Matt Vickers attended the Voluntary Euthanasia Society's presentation of the petition, which had some 9000 signatures and called on lawmakers to renew discussion about the right to die.

"Obviously when we got the ruling from the judge...he was quite clear that it was for Parliament to change and that there was good reason for them to do so," Mr Vickers said.

"My wife showed a lot of courage taking this to the courts. As a result of that we built up a huge groundswell of support across New Zealand."


Individual MPs from the Green, Labour, National and Act parties attended to show their support

"In some ways it should be beyond party politics," National MP Chris Bishop said.

A counter-demonstration of people opposed to euthanasia also gathered at Parliament.

Family First New Zealand director Bob McCoskrie said he was concerned the "right to die" would become a "duty to die" for vulnerable people including the elderly and disabled.

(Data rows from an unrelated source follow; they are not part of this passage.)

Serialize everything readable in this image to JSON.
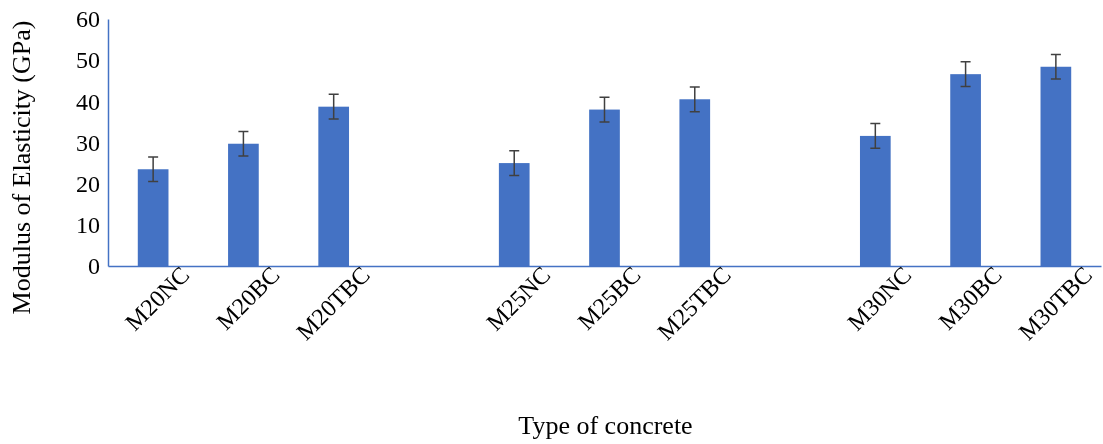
{
  "chart_data": {
    "type": "bar",
    "xlabel": "Type of concrete",
    "ylabel": "Modulus of Elasticity (GPa)",
    "categories": [
      "M20NC",
      "M20BC",
      "M20TBC",
      null,
      "M25NC",
      "M25BC",
      "M25TBC",
      null,
      "M30NC",
      "M30BC",
      "M30TBC"
    ],
    "values": [
      23.5,
      29.7,
      38.7,
      null,
      25,
      38,
      40.5,
      null,
      31.6,
      46.6,
      48.4
    ],
    "errors": [
      3,
      3,
      3,
      null,
      3,
      3,
      3,
      null,
      3,
      3,
      3
    ],
    "color": "#4472c4",
    "ylim": [
      0,
      60
    ],
    "yticks": [
      0,
      10,
      20,
      30,
      40,
      50,
      60
    ],
    "grid": false
  }
}
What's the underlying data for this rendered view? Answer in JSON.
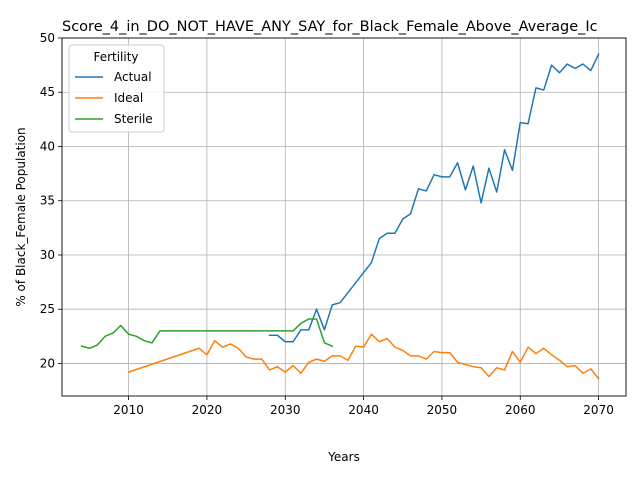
{
  "chart_data": {
    "type": "line",
    "title": "Score_4_in_DO_NOT_HAVE_ANY_SAY_for_Black_Female_Above_Average_Ic",
    "xlabel": "Years",
    "ylabel": "% of Black_Female Population",
    "xlim": [
      2001.5,
      2073.5
    ],
    "ylim": [
      17.0,
      50.0
    ],
    "xticks": [
      2010,
      2020,
      2030,
      2040,
      2050,
      2060,
      2070
    ],
    "yticks": [
      20,
      25,
      30,
      35,
      40,
      45,
      50
    ],
    "grid": true,
    "legend": {
      "title": "Fertility",
      "position": "top-left"
    },
    "series": [
      {
        "name": "Actual",
        "color": "#1f77b4",
        "x": [
          2028,
          2029,
          2030,
          2031,
          2032,
          2033,
          2034,
          2035,
          2036,
          2037,
          2041,
          2042,
          2043,
          2044,
          2045,
          2046,
          2047,
          2048,
          2049,
          2050,
          2051,
          2052,
          2053,
          2054,
          2055,
          2056,
          2057,
          2058,
          2059,
          2060,
          2061,
          2062,
          2063,
          2064,
          2065,
          2066,
          2067,
          2068,
          2069,
          2070
        ],
        "values": [
          22.6,
          22.6,
          22.0,
          22.0,
          23.1,
          23.1,
          25.0,
          23.1,
          25.4,
          25.6,
          29.3,
          31.5,
          32.0,
          32.0,
          33.3,
          33.8,
          36.1,
          35.9,
          37.4,
          37.2,
          37.2,
          38.5,
          36.0,
          38.2,
          34.8,
          38.0,
          35.8,
          39.7,
          37.8,
          42.2,
          42.1,
          45.4,
          45.2,
          47.5,
          46.8,
          47.6,
          47.2,
          47.6,
          47.0,
          48.5
        ]
      },
      {
        "name": "Ideal",
        "color": "#ff7f0e",
        "x": [
          2010,
          2019,
          2020,
          2021,
          2022,
          2023,
          2024,
          2025,
          2026,
          2027,
          2028,
          2029,
          2030,
          2031,
          2032,
          2033,
          2034,
          2035,
          2036,
          2037,
          2038,
          2039,
          2040,
          2041,
          2042,
          2043,
          2044,
          2045,
          2046,
          2047,
          2048,
          2049,
          2050,
          2051,
          2052,
          2053,
          2054,
          2055,
          2056,
          2057,
          2058,
          2059,
          2060,
          2061,
          2062,
          2063,
          2064,
          2065,
          2066,
          2067,
          2068,
          2069,
          2070
        ],
        "values": [
          19.2,
          21.4,
          20.8,
          22.1,
          21.5,
          21.8,
          21.4,
          20.6,
          20.4,
          20.4,
          19.4,
          19.7,
          19.2,
          19.8,
          19.1,
          20.1,
          20.4,
          20.2,
          20.7,
          20.7,
          20.3,
          21.6,
          21.5,
          22.7,
          22.0,
          22.3,
          21.5,
          21.2,
          20.7,
          20.7,
          20.4,
          21.1,
          21.0,
          21.0,
          20.1,
          19.9,
          19.7,
          19.6,
          18.8,
          19.6,
          19.4,
          21.1,
          20.1,
          21.5,
          20.9,
          21.4,
          20.8,
          20.3,
          19.7,
          19.8,
          19.1,
          19.5,
          18.6
        ]
      },
      {
        "name": "Sterile",
        "color": "#2ca02c",
        "x": [
          2004,
          2005,
          2006,
          2007,
          2008,
          2009,
          2010,
          2011,
          2012,
          2013,
          2014,
          2030,
          2031,
          2032,
          2033,
          2034,
          2035,
          2036
        ],
        "values": [
          21.6,
          21.4,
          21.7,
          22.5,
          22.8,
          23.5,
          22.7,
          22.5,
          22.1,
          21.9,
          23.0,
          23.0,
          23.0,
          23.7,
          24.1,
          24.1,
          21.9,
          21.6
        ]
      }
    ]
  }
}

Lecretia Seales was unsuccessful in seeking a High Court ruling that would let her doctor help her die without criminal prosecution.

Ms Seales died of natural causes on June 5, shortly after her family and lawyers received the ruling.

Act's David Seymour, Green Party MP Kevin Hague, Labour's Iain Lees-Galloway and Chris Bishop of the National Party joined Labour MP Maryan Street in receiving the signatures on the steps of the Parliament Buildings.

Mr Vickers said Parliament had in previous years repeatedly had the "opportunity to grapple with the issue of end of life choice only to put it aside."

He said the petition reinforced the "clear public support" for lawmakers to address the issue.

"Through her case, Lecretia sought to provoke change and action but she knew that whatever the result of her case, it would and indeed should end up here," he said outside Parliament.

"She sacrificed some of her remaining time with me and her loved ones in pursuit of a more compassionate, merciful and free society -- and for more meaningful choices for those confronting terminal illnesses like her."

Carole Sweney, Voluntary Euthanasia Society national secretary, said her organisation spent about three months collecting the signatures.

Mr Lees-Galloway said the appearance of MPs from different parties showed the issue transcended partisan politics.

He praised Mr Vickers and Ms Seales for their efforts to put the issue of voluntary euthanasia in the spotlight.

"It will go down in history as one of the most important efforts to make New Zealand a better place to live..."

He said receiving the petition signatures was "a giant step forward for end-of-life choice."

Mr Hague said he wanted Parliament's health select committee to discuss the issue.

Mr Seymour said the issue was "deeply important" for New Zealand.

He said Mr Vickers showed admirable strength in advancing the debate on voluntary euthanasia.

"This issue is legally the right thing to do," he said. "This is ethically and morally the right thing to do."

Mr Seymour said Kiwis "overwhelmingly" wanted Parliament to address the issue.

Ms Street, who previously introduced the unsuccessful End of Life Choice Bill, said the new petition did not ask for a bill, although there was 'a perfectly serviceable" one available already.

"It asks for an inquiry into public opinion on the issue of assisted dying in certain circumstances -- terminal illness and irreversible conditions that make life unbearable."